Blendenöffnung in einem Nikon-Objektiv. f5.6.

Blendenöffnung in einem Nikon-Objektiv. f5.6.

Blendenöffnung in einem Nikon-Bjektiv. f22.

Blendenöffnung in einem Nikon-Objektiv. f22.

Bei Spiegelreflexkameras ist die Blende im Normalfall immer vollständig geöffnet. So fällt stets das maximale Licht durch das Objektiv über den Spiegel auf die Sucherscheibe, und Motivwahl und Bildgestaltung können unter optimalen Bedingungen erfolgen. Diese Einstellung der Blendenöffnung wird auch als Arbeitsblende bezeichnet. Erst beim Drücken auf den Auslöser wird mehr oder weniger zusammen mit dem Hochklappen des Spiegels auch die Blendenöffnung auf den zuvor eingestellten Wert verringert. Die Blendenlamellen schnellen zusammen, um sich gleich nach erfolgter Belichtung wieder zu öffnen.
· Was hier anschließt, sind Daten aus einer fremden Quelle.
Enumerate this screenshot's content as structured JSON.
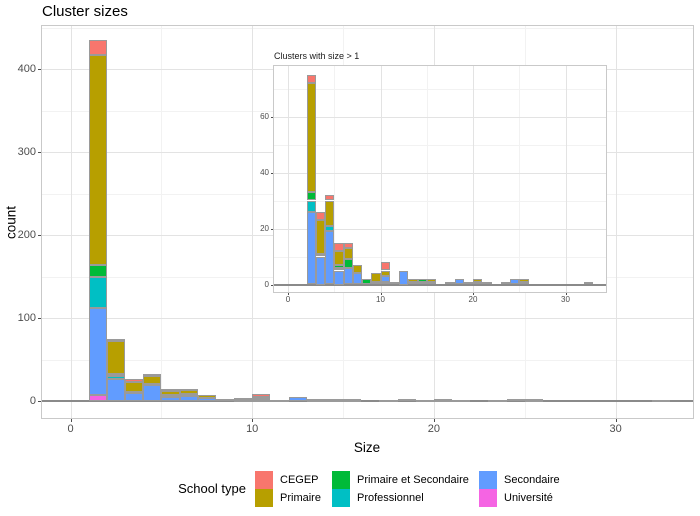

Dieser mechanische Vorgang ist naturgemäß fehlerbehaftet, und die Blendenlamellen schließen sich auch bei gleicher Blendenzahl nicht immer exakt zur identischen Blendenöffnung. Das Resultat: Von Aufnahme zu Aufnahme gelangt etwas mehr oder etwas weniger Licht auf den Sensor und damit werden auch die Fotos unterschiedlich belichtet.

Dieses Problem liegt in der Natur der Sache und tritt auch bei hochwertigen Objektiven auf. Je nach Bauart und Lage der Blendenlamellen im Strahlengang unterscheiden sich die Durchmesser der einzelnen Blendenstufen nur um Bruchteile eines Millimeters. Null Toleranz ist hierbei technisch unmöglich.

Die Lösung: möglichst mir offener Blende Fotografieren

Da das Problem nur dann auftritt, wenn die Blende unmittelbar vor der Aufnahme geschlossen wird, kann es durch Fotografieren mit komplett offener Blende vollständig vermieden werden. Ferner gilt: Je weniger abgeblendet wird, desto geringer sind die Auswirkungen der mechanischen Toleranz beim Schluss der Blendenlamellen.

Zur Erinnerung: Die Blendenstufen am Objektiv sind so definiert, dass sich beim Abblenden die Lichtmenge jeweils halbiert. Dazu muss sich auch die Fläche der Blendenöffnung halbieren. Und da bei einer kreisförmigen Öffnung die Fläche eine Funktion des Durchmessers im Quadrat ist, verringern sich die Unterschiede im Durchmesser von Blendenstufe zu Blendenstufe ebenfalls quadratisch. Je stärker abgeblendet wird, desto höher werden die Anforderungen an die mechanische Präzision.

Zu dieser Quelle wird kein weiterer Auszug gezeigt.